Jueves

[Como sucede algunas veces con los poco diestros y los descuidados, perdí lo que había escrito para subir al blog en un sorpresivo reinicio de mi computadora. Como un hurto, fui a comer y al volver, esta PC de la edad del celular sin internet anunciaba -arriesgo que hasta con cierto orgullo- haber realizado ella sola un reinicio para instalar componentes «de extrema importancia para la seguridad de este equipo». Tan oronda que hasta habla de sí misma en tercera persona, pensé. Y refunfuñando intenté restaurar todos los cachés, buscar copias de seguridad, pero todo fue en vano. El fantasma de lo que se perdió, como la memoria de un hijo muerto, azolará este post.]

 

1.

Corrió el rumor que ayer estaría en la radio. Lo difundí yo. Y el rumor ahora es que me hice adicto, que mis necedades y mi falta de habilidad está compensada por el entusiasmo –el entusiasmo, quizá, tiene su origen en alguna compensación.

Corre el rumor que volveré a estar en la radio.

 

2.

Veo beisbol por las noches. Lo veo en mi computadora: compré el paquete que ofrece el stream y el archivo de los más de dos mil juegos que una temporada pone a disposición de sus espectadores. Mi concentración, sobra decirlo, sufre. Diligentemente, como si ahí se me lo hubieran encargado en la oficina, veo el juego de mi equipo favorito –los Piratas de Pittsburgh.

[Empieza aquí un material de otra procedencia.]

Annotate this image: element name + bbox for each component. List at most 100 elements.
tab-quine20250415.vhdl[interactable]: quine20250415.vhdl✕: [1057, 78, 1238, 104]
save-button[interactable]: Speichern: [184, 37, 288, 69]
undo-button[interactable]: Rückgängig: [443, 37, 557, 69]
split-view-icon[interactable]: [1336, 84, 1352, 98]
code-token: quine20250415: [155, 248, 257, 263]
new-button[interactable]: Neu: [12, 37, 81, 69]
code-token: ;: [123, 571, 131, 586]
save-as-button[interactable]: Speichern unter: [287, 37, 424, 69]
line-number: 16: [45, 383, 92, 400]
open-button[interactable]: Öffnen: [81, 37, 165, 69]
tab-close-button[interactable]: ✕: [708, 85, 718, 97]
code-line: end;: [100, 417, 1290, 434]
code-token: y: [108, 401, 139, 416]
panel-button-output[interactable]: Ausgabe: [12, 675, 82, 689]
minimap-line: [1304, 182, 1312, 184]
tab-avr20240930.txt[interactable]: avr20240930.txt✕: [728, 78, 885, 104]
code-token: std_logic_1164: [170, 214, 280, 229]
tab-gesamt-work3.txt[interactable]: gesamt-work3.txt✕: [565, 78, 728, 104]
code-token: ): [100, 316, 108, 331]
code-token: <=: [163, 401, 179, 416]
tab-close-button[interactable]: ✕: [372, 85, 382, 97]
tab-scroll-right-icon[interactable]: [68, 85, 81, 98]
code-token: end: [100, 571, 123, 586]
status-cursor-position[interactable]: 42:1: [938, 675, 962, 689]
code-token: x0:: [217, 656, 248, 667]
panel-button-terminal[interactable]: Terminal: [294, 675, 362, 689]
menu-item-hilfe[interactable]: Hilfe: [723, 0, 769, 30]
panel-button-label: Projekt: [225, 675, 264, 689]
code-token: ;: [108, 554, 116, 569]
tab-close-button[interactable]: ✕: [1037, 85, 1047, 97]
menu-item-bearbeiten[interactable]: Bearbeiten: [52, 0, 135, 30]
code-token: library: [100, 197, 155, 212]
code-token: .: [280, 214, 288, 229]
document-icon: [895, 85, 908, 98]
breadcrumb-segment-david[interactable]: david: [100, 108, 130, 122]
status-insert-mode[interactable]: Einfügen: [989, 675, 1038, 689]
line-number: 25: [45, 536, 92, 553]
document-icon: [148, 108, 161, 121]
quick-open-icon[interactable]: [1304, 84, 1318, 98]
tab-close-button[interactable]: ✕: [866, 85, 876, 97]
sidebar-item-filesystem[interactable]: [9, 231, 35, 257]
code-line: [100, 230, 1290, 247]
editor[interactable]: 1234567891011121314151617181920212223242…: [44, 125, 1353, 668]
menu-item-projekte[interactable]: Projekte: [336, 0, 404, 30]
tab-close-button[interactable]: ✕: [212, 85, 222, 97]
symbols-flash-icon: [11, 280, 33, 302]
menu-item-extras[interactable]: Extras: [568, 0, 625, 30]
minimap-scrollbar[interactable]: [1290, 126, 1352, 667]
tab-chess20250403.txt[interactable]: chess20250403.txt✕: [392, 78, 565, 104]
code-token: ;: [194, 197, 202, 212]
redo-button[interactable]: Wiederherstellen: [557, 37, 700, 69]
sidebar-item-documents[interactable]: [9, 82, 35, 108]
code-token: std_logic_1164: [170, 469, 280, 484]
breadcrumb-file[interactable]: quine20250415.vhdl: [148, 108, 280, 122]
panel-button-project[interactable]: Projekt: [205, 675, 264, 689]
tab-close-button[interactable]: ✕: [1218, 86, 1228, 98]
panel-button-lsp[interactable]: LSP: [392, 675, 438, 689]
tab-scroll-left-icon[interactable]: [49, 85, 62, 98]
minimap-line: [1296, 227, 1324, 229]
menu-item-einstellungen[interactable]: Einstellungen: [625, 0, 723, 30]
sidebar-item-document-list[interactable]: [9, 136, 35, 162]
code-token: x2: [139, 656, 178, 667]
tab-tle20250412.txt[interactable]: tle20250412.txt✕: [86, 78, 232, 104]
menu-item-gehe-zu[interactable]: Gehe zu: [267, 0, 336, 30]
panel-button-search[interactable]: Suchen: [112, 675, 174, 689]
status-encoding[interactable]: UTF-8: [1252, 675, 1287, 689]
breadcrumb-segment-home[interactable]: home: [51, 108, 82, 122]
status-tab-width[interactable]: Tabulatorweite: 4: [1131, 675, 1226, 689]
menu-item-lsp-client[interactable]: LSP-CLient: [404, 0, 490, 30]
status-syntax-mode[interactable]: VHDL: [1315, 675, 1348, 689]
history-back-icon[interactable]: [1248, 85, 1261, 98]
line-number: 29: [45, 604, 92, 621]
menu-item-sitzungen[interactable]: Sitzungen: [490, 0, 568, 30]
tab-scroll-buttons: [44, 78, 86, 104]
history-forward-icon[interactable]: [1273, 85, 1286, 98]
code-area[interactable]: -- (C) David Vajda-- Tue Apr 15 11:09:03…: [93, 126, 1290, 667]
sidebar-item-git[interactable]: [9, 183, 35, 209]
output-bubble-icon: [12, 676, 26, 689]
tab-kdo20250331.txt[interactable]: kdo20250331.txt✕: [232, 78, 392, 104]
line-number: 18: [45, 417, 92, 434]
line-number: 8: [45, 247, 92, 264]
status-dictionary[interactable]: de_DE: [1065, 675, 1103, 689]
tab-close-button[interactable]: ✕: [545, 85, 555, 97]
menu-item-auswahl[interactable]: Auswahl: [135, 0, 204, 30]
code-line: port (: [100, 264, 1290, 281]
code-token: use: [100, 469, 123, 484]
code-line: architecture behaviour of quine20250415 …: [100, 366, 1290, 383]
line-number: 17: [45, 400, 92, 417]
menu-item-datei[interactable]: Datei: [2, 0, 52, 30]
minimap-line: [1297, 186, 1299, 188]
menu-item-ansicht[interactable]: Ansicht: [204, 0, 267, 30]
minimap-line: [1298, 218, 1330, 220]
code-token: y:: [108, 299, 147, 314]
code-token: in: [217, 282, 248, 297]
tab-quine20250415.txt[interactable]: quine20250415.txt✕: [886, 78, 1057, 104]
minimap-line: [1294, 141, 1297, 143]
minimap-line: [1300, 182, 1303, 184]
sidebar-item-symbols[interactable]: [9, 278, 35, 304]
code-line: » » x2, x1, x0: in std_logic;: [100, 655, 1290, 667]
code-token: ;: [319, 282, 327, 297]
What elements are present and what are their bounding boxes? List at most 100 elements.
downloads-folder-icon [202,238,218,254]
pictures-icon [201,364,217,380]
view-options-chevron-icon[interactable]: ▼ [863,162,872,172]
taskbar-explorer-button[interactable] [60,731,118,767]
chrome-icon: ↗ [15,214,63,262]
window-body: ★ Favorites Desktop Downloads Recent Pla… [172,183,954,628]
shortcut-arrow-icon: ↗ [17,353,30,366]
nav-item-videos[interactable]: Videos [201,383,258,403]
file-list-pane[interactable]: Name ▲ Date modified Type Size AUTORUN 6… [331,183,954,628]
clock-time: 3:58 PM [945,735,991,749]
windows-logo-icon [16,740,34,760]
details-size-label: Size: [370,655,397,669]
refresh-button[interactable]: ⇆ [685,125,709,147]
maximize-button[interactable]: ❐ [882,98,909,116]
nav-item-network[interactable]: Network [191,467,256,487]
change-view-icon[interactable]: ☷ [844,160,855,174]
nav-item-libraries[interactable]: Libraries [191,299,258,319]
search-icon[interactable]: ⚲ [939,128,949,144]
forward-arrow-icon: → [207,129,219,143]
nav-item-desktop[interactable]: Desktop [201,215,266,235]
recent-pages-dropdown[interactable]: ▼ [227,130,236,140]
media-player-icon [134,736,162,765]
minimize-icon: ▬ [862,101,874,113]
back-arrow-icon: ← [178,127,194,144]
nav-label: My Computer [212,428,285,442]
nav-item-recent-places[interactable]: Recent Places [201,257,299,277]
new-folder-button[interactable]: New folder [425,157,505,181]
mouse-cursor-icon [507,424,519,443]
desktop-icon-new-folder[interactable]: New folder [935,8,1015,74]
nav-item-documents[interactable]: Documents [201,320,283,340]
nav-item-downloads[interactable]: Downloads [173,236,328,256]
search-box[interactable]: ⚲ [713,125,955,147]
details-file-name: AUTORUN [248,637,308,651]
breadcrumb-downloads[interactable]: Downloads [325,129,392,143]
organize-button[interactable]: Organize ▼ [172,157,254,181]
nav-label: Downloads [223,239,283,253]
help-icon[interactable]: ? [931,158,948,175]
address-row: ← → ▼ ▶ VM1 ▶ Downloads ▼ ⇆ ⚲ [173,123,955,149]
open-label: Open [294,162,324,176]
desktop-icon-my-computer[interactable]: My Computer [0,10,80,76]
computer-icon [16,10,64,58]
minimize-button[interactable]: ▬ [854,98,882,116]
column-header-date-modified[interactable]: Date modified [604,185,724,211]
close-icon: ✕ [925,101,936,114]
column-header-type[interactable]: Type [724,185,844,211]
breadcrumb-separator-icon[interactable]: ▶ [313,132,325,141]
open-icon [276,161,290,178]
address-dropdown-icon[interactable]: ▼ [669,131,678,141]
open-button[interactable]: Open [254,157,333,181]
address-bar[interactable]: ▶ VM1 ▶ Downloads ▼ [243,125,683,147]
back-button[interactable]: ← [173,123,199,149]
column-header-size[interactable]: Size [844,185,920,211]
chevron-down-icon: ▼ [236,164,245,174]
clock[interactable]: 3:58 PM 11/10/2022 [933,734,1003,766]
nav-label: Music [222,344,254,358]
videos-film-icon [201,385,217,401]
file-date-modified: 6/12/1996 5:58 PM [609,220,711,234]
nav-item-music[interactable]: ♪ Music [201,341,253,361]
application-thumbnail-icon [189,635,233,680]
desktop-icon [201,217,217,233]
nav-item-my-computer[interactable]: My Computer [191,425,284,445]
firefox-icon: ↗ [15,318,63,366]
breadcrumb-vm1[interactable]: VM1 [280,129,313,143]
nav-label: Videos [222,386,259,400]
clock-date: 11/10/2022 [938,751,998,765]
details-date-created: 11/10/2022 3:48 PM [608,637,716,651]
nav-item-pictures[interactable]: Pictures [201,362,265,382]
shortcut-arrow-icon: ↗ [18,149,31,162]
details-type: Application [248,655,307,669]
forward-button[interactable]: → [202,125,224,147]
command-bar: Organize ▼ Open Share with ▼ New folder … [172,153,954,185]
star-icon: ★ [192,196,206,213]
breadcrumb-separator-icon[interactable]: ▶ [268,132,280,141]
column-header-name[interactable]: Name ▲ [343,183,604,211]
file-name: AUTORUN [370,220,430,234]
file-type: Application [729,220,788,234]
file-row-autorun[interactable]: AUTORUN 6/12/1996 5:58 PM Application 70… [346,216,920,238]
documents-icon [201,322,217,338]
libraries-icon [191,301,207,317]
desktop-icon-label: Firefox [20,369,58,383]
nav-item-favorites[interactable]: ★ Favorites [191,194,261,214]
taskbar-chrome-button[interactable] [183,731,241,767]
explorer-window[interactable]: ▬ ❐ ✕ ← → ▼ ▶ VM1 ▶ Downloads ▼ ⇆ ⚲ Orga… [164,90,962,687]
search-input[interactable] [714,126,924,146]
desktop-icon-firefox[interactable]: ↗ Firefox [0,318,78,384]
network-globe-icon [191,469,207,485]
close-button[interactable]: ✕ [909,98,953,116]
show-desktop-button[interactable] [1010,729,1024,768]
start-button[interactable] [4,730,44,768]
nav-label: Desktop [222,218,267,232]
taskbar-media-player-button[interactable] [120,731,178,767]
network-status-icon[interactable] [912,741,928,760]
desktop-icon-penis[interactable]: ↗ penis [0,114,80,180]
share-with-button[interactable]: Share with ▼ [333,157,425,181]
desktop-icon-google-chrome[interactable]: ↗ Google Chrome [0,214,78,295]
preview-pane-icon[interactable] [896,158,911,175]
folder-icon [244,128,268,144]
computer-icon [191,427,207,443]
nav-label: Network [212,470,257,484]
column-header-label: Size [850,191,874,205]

Los Piratas de Pittsburgh son un equipo famoso por ser pésimo. O dicho con más precisión: la fama de mi equipo favorito está en que ha tenido 19 temporadas con más juegos perdidos que ganados. Seguidos, 19 años sin interrupción han perdido más juegos, han estado debajo del .500. Para decirlo con más precisión, cada temporada tiene 162 juegos, y durante 19 años han perdido, diligentemente, más juegos de los que logran ganar. Ese es mi equipo favorito. Empezó siendo mi equipo favorito cuando ganaban juegos, cuando eran competitivos, -qué necesidad esta de afanarse a un equipo del que uno recibía noticias esporádicas y de vez en cuando cachaba algún partido en la prodigiosa «antena parabólica» de mi casa. La última temporada ganadora de los Piratas coincidió, creo, con mi primera novia allá en los años crueles del inicio de la secundaria.

Hasta ahora. Están, este año, coqueteando con romper la inercia. «Arrancar el espejo retrovisor», dijo el manager, un hombre de nariz chilerrellenuda y mofletes hinchados de chicle. A falta de poco menos de 50 juegos, llevan +11 (+12, si logran ganarle a los Dodgers hoy). Todo esto da lo mismo. O más bien, me importa a mí. Y a los aficionados. Y ni siquiera es el punto de esto.

El punto de esta «Mediocridad iridiscente» era la viscosa materia de la que se componen nuestra compasión. Una compasión sencilla, banal pues. Ni siquiera estoy seguro que califique como compasión.